Two threads of conversation 1) What does an identifier mean? Entering into contract with users when providing identifiers 2) Some genomes get identifiers, others don't; this should be addressed

  • Virtually no work on the build side to add many genomes with GFF files, etc.
  • How do we develop concise descriptions, build pathways without IDs?
  • What do we plan to manually curate?
  • May want to see C. elegans concise descriptions on other genomes gene pages (orthologs)?

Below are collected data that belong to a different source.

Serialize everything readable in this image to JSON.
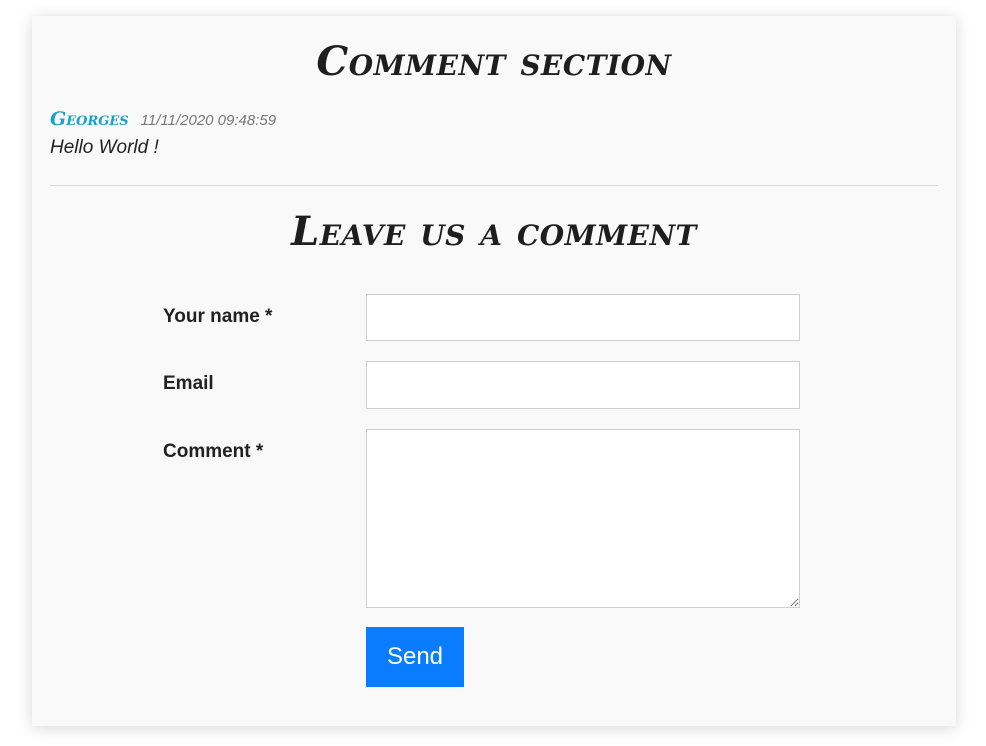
{
  "section_title": "Comment section",
  "comments": [
    {
      "author": "Georges",
      "date": "11/11/2020 09:48:59",
      "text": "Hello World !"
    }
  ],
  "form": {
    "title": "Leave us a comment",
    "name_label": "Your name *",
    "name_value": "",
    "email_label": "Email",
    "email_value": "",
    "comment_label": "Comment *",
    "comment_value": "",
    "submit_label": "Send"
  },
  "colors": {
    "accent": "#0a7cff",
    "author": "#17a2c6",
    "card_background": "#f9f9fa"
  }
}
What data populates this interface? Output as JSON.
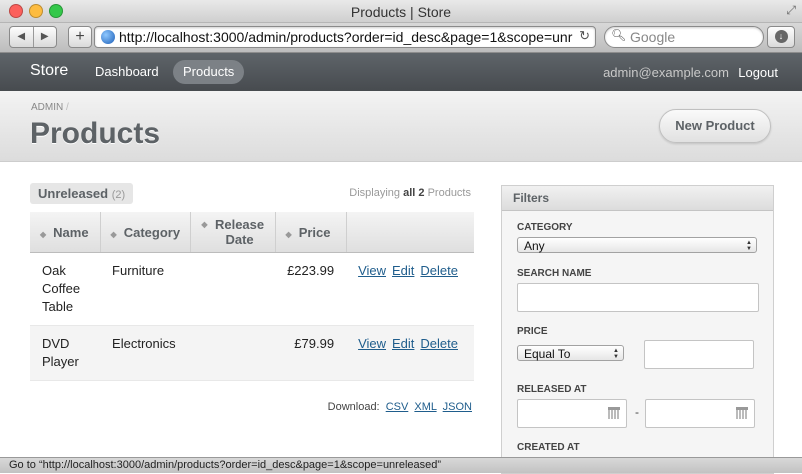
{
  "window": {
    "title": "Products | Store"
  },
  "browser": {
    "url": "http://localhost:3000/admin/products?order=id_desc&page=1&scope=unre",
    "search_placeholder": "Google",
    "add_label": "+",
    "reload_glyph": "↻",
    "download_glyph": "↓",
    "back_glyph": "◀",
    "forward_glyph": "▶"
  },
  "nav": {
    "brand": "Store",
    "items": [
      {
        "label": "Dashboard",
        "active": false
      },
      {
        "label": "Products",
        "active": true
      }
    ],
    "user_email": "admin@example.com",
    "logout": "Logout"
  },
  "page": {
    "breadcrumb": [
      "ADMIN"
    ],
    "breadcrumb_sep": "/",
    "title": "Products",
    "action_button": "New Product"
  },
  "index": {
    "scope_label": "Unreleased",
    "scope_count": "(2)",
    "displaying_prefix": "Displaying",
    "displaying_bold": "all 2",
    "displaying_suffix": "Products",
    "columns": [
      "Name",
      "Category",
      "Release Date",
      "Price"
    ],
    "rows": [
      {
        "name": "Oak Coffee Table",
        "category": "Furniture",
        "release_date": "",
        "price": "£223.99"
      },
      {
        "name": "DVD Player",
        "category": "Electronics",
        "release_date": "",
        "price": "£79.99"
      }
    ],
    "row_actions": [
      "View",
      "Edit",
      "Delete"
    ],
    "download_label": "Download:",
    "download_formats": [
      "CSV",
      "XML",
      "JSON"
    ]
  },
  "filters": {
    "title": "Filters",
    "category_label": "CATEGORY",
    "category_value": "Any",
    "search_name_label": "SEARCH NAME",
    "search_name_value": "",
    "price_label": "PRICE",
    "price_operator": "Equal To",
    "price_value": "",
    "released_label": "RELEASED AT",
    "range_separator": "-",
    "created_label": "CREATED AT"
  },
  "status_bar": "Go to “http://localhost:3000/admin/products?order=id_desc&page=1&scope=unreleased”",
  "colors": {
    "nav_bg": "#4f5458",
    "title_text": "#5d6266",
    "link": "#1f5d8c",
    "traffic_close": "#fc605c",
    "traffic_min": "#fdbc40",
    "traffic_max": "#34c84a"
  }
}
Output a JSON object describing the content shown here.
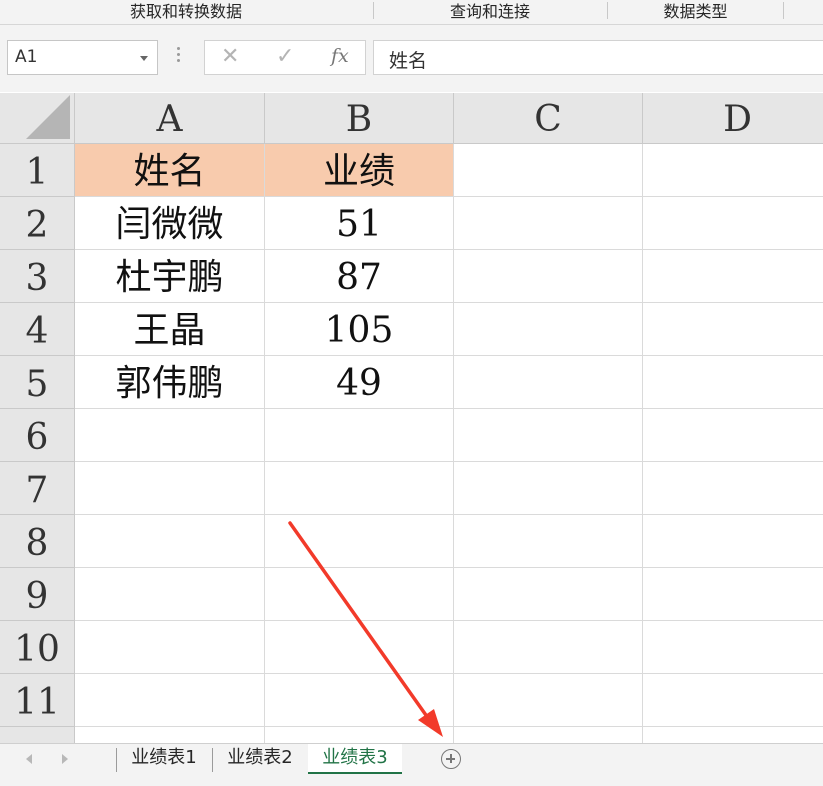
{
  "ribbon": {
    "groups": [
      "获取和转换数据",
      "查询和连接",
      "数据类型"
    ]
  },
  "formula_bar": {
    "name_box": "A1",
    "cancel_glyph": "✕",
    "enter_glyph": "✓",
    "fx_label": "fx",
    "content": "姓名"
  },
  "grid": {
    "columns": [
      "A",
      "B",
      "C",
      "D"
    ],
    "rows": [
      "1",
      "2",
      "3",
      "4",
      "5",
      "6",
      "7",
      "8",
      "9",
      "10",
      "11"
    ],
    "cells": [
      [
        "姓名",
        "业绩"
      ],
      [
        "闫微微",
        "51"
      ],
      [
        "杜宇鹏",
        "87"
      ],
      [
        "王晶",
        "105"
      ],
      [
        "郭伟鹏",
        "49"
      ]
    ]
  },
  "header_fill_color": "#f8cbad",
  "annotation_color": "#f23a2a",
  "sheet_tabs": {
    "tabs": [
      "业绩表1",
      "业绩表2",
      "业绩表3"
    ],
    "active": "业绩表3",
    "add_icon": "plus-circle-icon"
  }
}
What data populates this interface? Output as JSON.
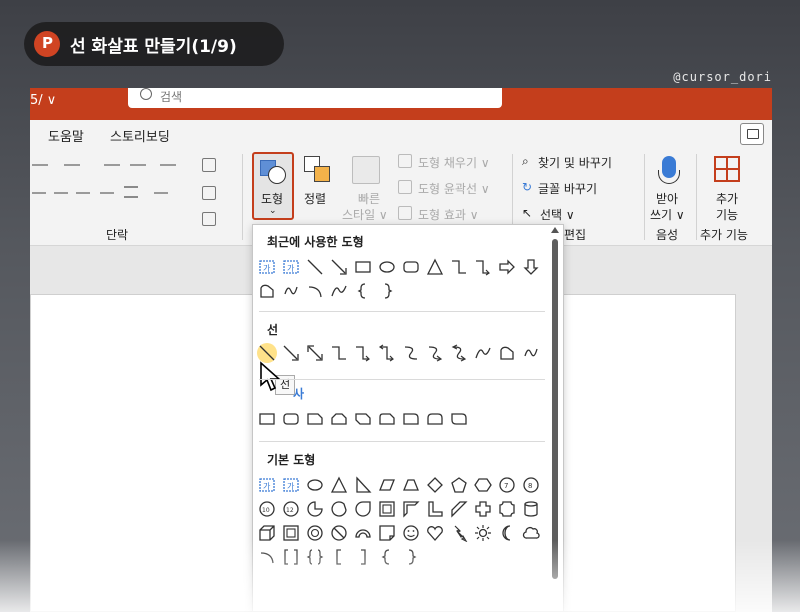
{
  "badge": {
    "title": "선 화살표 만들기(1/9)",
    "app_icon": "powerpoint-icon"
  },
  "watermark": "@cursor_dori",
  "titlebar": {
    "left_text": "5/ ∨",
    "search_placeholder": "검색",
    "accent": "#c43e1c"
  },
  "menubar": {
    "items": [
      "도움말",
      "스토리보딩"
    ]
  },
  "ribbon": {
    "groups": {
      "paragraph": "단락",
      "edit": "편집",
      "voice": "음성",
      "addins_group": "추가 기능"
    },
    "shapes": "도형",
    "arrange": "정렬",
    "quick_styles": [
      "빠른",
      "스타일 ∨"
    ],
    "shape_fill": "도형 채우기 ∨",
    "shape_outline": "도형 윤곽선 ∨",
    "shape_effects": "도형 효과 ∨",
    "find_replace": "찾기 및 바꾸기",
    "replace_fonts": "글꼴 바꾸기",
    "select": "선택 ∨",
    "dictate": [
      "받아",
      "쓰기 ∨"
    ],
    "addins": [
      "추가",
      "기능"
    ]
  },
  "dropdown": {
    "recent": "최근에 사용한 도형",
    "lines": "선",
    "basic": "기본 도형",
    "tooltip": "선",
    "rect_partial": "사"
  }
}
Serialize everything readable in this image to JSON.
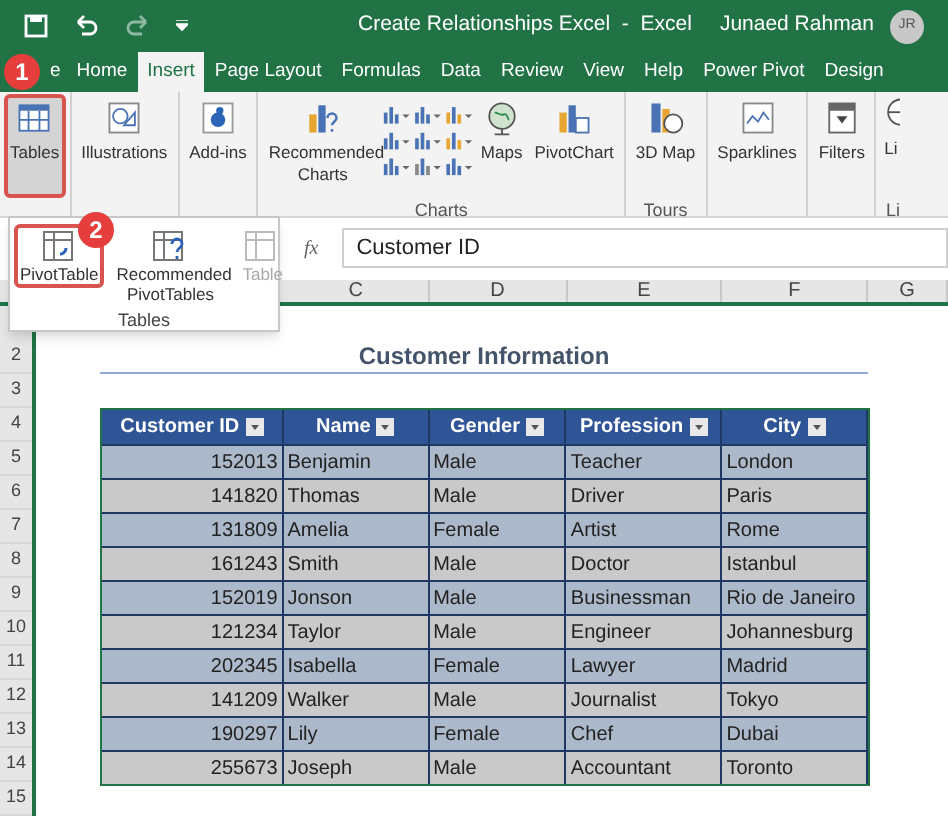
{
  "window": {
    "title": "Create Relationships Excel  -  Excel",
    "user": "Junaed Rahman",
    "avatar": "JR"
  },
  "step_badges": [
    "1",
    "2"
  ],
  "tabs": [
    {
      "label": "e",
      "selected": false
    },
    {
      "label": "Home",
      "selected": false
    },
    {
      "label": "Insert",
      "selected": true
    },
    {
      "label": "Page Layout",
      "selected": false
    },
    {
      "label": "Formulas",
      "selected": false
    },
    {
      "label": "Data",
      "selected": false
    },
    {
      "label": "Review",
      "selected": false
    },
    {
      "label": "View",
      "selected": false
    },
    {
      "label": "Help",
      "selected": false
    },
    {
      "label": "Power Pivot",
      "selected": false
    },
    {
      "label": "Design",
      "selected": false
    }
  ],
  "ribbon": {
    "groups": [
      {
        "buttons": [
          {
            "kind": "tables",
            "label": "Tables",
            "selected": true
          }
        ]
      },
      {
        "buttons": [
          {
            "kind": "illustrations",
            "label": "Illustrations",
            "selected": false
          }
        ]
      },
      {
        "buttons": [
          {
            "kind": "addins",
            "label": "Add-ins",
            "selected": false
          }
        ]
      },
      {
        "label": "Charts",
        "buttons": [
          {
            "kind": "reccharts",
            "label": "Recommended Charts",
            "selected": false
          },
          {
            "kind": "chartgrid"
          },
          {
            "kind": "maps",
            "label": "Maps",
            "selected": false
          },
          {
            "kind": "pivotchart",
            "label": "PivotChart",
            "selected": false
          }
        ]
      },
      {
        "label": "Tours",
        "buttons": [
          {
            "kind": "map3d",
            "label": "3D Map",
            "selected": false
          }
        ]
      },
      {
        "buttons": [
          {
            "kind": "sparklines",
            "label": "Sparklines",
            "selected": false
          }
        ]
      },
      {
        "buttons": [
          {
            "kind": "filters",
            "label": "Filters",
            "selected": false
          }
        ]
      },
      {
        "label": "Li",
        "buttons": [
          {
            "kind": "links",
            "label": "Li",
            "selected": false
          }
        ]
      }
    ]
  },
  "dropdown": {
    "group_label": "Tables",
    "items": [
      {
        "kind": "pivot",
        "label": "PivotTable",
        "selected": true,
        "disabled": false
      },
      {
        "kind": "recpivot",
        "label": "Recommended PivotTables",
        "selected": false,
        "disabled": false
      },
      {
        "kind": "table",
        "label": "Table",
        "selected": false,
        "disabled": true
      }
    ]
  },
  "formula_bar": {
    "fx": "fx",
    "value": "Customer ID"
  },
  "columns": [
    "C",
    "D",
    "E",
    "F",
    "G"
  ],
  "sheet": {
    "title": "Customer Information",
    "row_numbers": [
      "2",
      "3",
      "4",
      "5",
      "6",
      "7",
      "8",
      "9",
      "10",
      "11",
      "12",
      "13",
      "14",
      "15"
    ],
    "table": {
      "columns": [
        "Customer ID",
        "Name",
        "Gender",
        "Profession",
        "City"
      ],
      "rows": [
        [
          "152013",
          "Benjamin",
          "Male",
          "Teacher",
          "London"
        ],
        [
          "141820",
          "Thomas",
          "Male",
          "Driver",
          "Paris"
        ],
        [
          "131809",
          "Amelia",
          "Female",
          "Artist",
          "Rome"
        ],
        [
          "161243",
          "Smith",
          "Male",
          "Doctor",
          "Istanbul"
        ],
        [
          "152019",
          "Jonson",
          "Male",
          "Businessman",
          "Rio de Janeiro"
        ],
        [
          "121234",
          "Taylor",
          "Male",
          "Engineer",
          "Johannesburg"
        ],
        [
          "202345",
          "Isabella",
          "Female",
          "Lawyer",
          "Madrid"
        ],
        [
          "141209",
          "Walker",
          "Male",
          "Journalist",
          "Tokyo"
        ],
        [
          "190297",
          "Lily",
          "Female",
          "Chef",
          "Dubai"
        ],
        [
          "255673",
          "Joseph",
          "Male",
          "Accountant",
          "Toronto"
        ]
      ]
    }
  }
}
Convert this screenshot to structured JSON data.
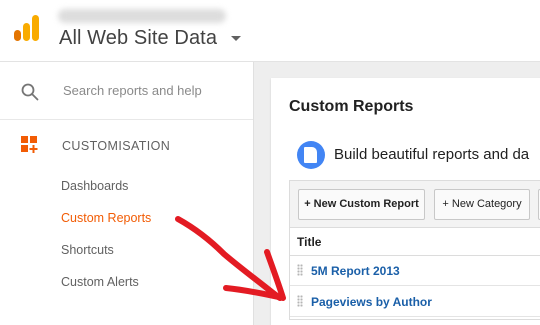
{
  "header": {
    "property_title": "All Web Site Data"
  },
  "sidebar": {
    "search_placeholder": "Search reports and help",
    "section_label": "CUSTOMISATION",
    "items": [
      {
        "label": "Dashboards",
        "active": false
      },
      {
        "label": "Custom Reports",
        "active": true
      },
      {
        "label": "Shortcuts",
        "active": false
      },
      {
        "label": "Custom Alerts",
        "active": false
      }
    ]
  },
  "main": {
    "title": "Custom Reports",
    "promo_text": "Build beautiful reports and da",
    "toolbar": {
      "new_report_label": "+ New Custom Report",
      "new_category_label": "+ New Category"
    },
    "table": {
      "column_title": "Title",
      "rows": [
        {
          "title": "5M Report 2013"
        },
        {
          "title": "Pageviews by Author"
        }
      ]
    }
  },
  "colors": {
    "accent_orange": "#f25c05",
    "link_blue": "#1a5fa8",
    "annotation_red": "#e31b23"
  }
}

  • We could: get from third parties, datasets already have identifiers
  • Instead of applying WBGene IDs, use existing IDs from data providers
  • Problem for new assemblies; actively reworking assemblies
  • Part of data submission standards; if you re-annotate genome, mandate mapping IDs over?
  • Stable genomes may not be an issue
  • How onerous is remapping the genome?
  • Add fine print to contract with community, requires user remapping
  • Let gene ID perish? Keep sequence for gene model, but don't re-use it?